There is a silicon chip mounted in the reference chamber to a MAP sensor, on one side of the silicon chip is a reference pressure and the other side of the chip is the pressure that actually gets measured.
This is a picture can show you the internal of a MAP sensor:
When the chip flexes with air pressure changes, the electrical resistance of the chip changes, this change also alters the output voltage signal to the ECU so ECU knows the intake pressure is changed.
This is a picture can show you how the chip flexes when air pressure changes:
When the throttle butterfly is shut, the vacuum is very high inside of the intake manifold which means less air coming in and the pressure is low.When the throttle butterfly opens or wide opens, the vacuum drops which means more air coming in and the pressure is going to be higher. There is more air comes in when accelerating or the throttle body opens wider, the output signal will be higher for the ECU to read. This fig below can show you what the signal like:
Normally there are 3 wires coming out of a MAP sensor which they are 5V reference voltage from ECU, a ground wire to the ECU ground and a output voltage signal back to ECU
This is a picture shows you the diagram of a MAP sensor:
My experiment:
You can test a MAP sensor without taking it off the car.Here is what I did:
The vehicle I was doing the testing is a 1997 Honda Civic 1.5l and a multimeter is involved for testing.
First I located the Sensor is mounted just on the firewall very close to the intake manifold with a vacuum hose connected. This sensor has 3 wires coming out of it which is simple to identify what they are.
Back probe the 3 wires with 3 pins and I identified which one is which by using the multimeter.

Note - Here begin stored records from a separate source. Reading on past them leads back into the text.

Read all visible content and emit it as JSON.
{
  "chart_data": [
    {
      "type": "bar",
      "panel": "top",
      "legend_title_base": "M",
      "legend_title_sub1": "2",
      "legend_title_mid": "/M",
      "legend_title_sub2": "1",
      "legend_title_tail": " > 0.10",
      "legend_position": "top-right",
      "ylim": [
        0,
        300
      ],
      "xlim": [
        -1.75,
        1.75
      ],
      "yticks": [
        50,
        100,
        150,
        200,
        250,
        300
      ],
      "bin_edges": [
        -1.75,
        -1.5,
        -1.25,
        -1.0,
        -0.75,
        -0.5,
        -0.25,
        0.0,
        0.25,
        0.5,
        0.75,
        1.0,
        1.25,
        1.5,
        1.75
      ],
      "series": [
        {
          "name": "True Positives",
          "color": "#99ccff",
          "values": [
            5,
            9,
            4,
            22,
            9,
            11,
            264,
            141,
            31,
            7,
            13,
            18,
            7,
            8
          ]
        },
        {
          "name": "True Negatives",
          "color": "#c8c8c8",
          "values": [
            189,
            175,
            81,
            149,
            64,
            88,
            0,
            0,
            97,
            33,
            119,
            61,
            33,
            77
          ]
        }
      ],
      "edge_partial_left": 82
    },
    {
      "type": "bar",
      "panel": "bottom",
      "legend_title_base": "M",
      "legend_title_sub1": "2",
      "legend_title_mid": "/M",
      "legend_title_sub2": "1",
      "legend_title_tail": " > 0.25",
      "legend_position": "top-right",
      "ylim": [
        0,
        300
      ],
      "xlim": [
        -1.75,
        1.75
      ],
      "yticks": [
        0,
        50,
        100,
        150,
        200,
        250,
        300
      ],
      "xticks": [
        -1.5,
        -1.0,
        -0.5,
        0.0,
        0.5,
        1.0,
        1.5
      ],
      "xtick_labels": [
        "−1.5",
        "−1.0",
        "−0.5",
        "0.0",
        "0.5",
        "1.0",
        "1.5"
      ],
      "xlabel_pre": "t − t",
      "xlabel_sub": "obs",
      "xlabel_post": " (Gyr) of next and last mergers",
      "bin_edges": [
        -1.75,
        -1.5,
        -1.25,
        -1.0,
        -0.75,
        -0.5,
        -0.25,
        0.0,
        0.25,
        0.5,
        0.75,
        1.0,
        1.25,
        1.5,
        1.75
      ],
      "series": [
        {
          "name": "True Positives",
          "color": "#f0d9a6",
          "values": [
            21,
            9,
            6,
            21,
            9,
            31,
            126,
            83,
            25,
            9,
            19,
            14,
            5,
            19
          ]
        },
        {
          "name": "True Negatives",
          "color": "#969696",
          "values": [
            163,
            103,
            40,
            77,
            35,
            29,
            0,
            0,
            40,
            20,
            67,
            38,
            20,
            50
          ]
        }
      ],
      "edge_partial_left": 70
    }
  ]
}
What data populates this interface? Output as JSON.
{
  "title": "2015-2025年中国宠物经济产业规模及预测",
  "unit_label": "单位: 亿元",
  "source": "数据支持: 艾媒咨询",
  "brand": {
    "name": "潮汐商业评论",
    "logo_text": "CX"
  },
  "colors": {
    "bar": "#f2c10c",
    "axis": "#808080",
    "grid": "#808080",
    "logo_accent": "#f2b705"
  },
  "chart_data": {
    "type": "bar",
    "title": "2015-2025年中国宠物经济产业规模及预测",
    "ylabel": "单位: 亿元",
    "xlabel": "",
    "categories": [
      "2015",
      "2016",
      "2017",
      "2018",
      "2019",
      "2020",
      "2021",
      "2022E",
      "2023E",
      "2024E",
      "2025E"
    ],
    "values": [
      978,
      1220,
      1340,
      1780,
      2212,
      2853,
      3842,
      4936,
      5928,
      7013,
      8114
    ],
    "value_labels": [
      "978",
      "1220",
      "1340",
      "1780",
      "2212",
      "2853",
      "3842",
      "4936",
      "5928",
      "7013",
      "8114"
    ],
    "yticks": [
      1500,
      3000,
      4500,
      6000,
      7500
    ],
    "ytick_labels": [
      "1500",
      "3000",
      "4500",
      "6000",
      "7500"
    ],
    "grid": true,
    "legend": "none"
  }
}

Make sure the engine is OFF and the ignition On,connect the back lead to the negative side of the battery and red lead to the pins on by one, I have got a very low voltage reading close to 0 which is the ground wire and the next one has a constant 5V which this one is the reference voltage from ECU, the one wire left must be the voltage signal back to ECU and connect it with the red lead and it shows 2.86V on the multimeter.
Now, make sure everything is clear and start up the engine, I got a reading of 0.94V when the engine is idling and voltage increased to 1.69V after I stepped on the throttle to get a quick short acceleration.
I did not have a oscilloscope so there is no waveform can be provided to this vehicle, but I can explain what is happening to this MAP sensor using this waveform I found on the internet below:
At the beginning of this period of time the engine is idling and the sensor reads just over 1V, at about 0.5second the engine starts to rev up and there is more air flowing into the sensor which the output voltage increases, as you can see it reaches nearly to 5V between 0.7 to 1.3 second which means in this period the throttle is wide opened to the maximum and the engine rev drops down and de-acellerating after 1.3second so the voltage signal decreases below 1V.
Reflection:
From the test I have done to the Honda Civic, I can see that particular MAP sensor was in good working order according to the theory and manufacturer's specifications.
If there is no good constant reference voltage supplies to the signal,the sensor will not work and if the grounding is bad, the effect will acting like a resistor which increases the resistance to the circuit and ECU will get wrong signal.
If there's extra amount of voltage signal backs to the ECU, it will think that there is more air coming in so it will make injectors spray more fuel, the engine will run rich due to there is not that much of air
If there's less amount of voltage signal backs to the ECU, it will think that there is less air coming in so it will make injectors spray less fuel, the engine will run lean due to there is more air but less fuel to cooperate.
The MAP sensor sits in a very important position to measure the air pressure for ECU to calculate best air/fuel ratio for engine load, make sure the sensor is good and clean and all the wires are connected properly, and also the most important is to check if there is any vacuum leak to the intake system, a vacuum gauge always can help to detect problems.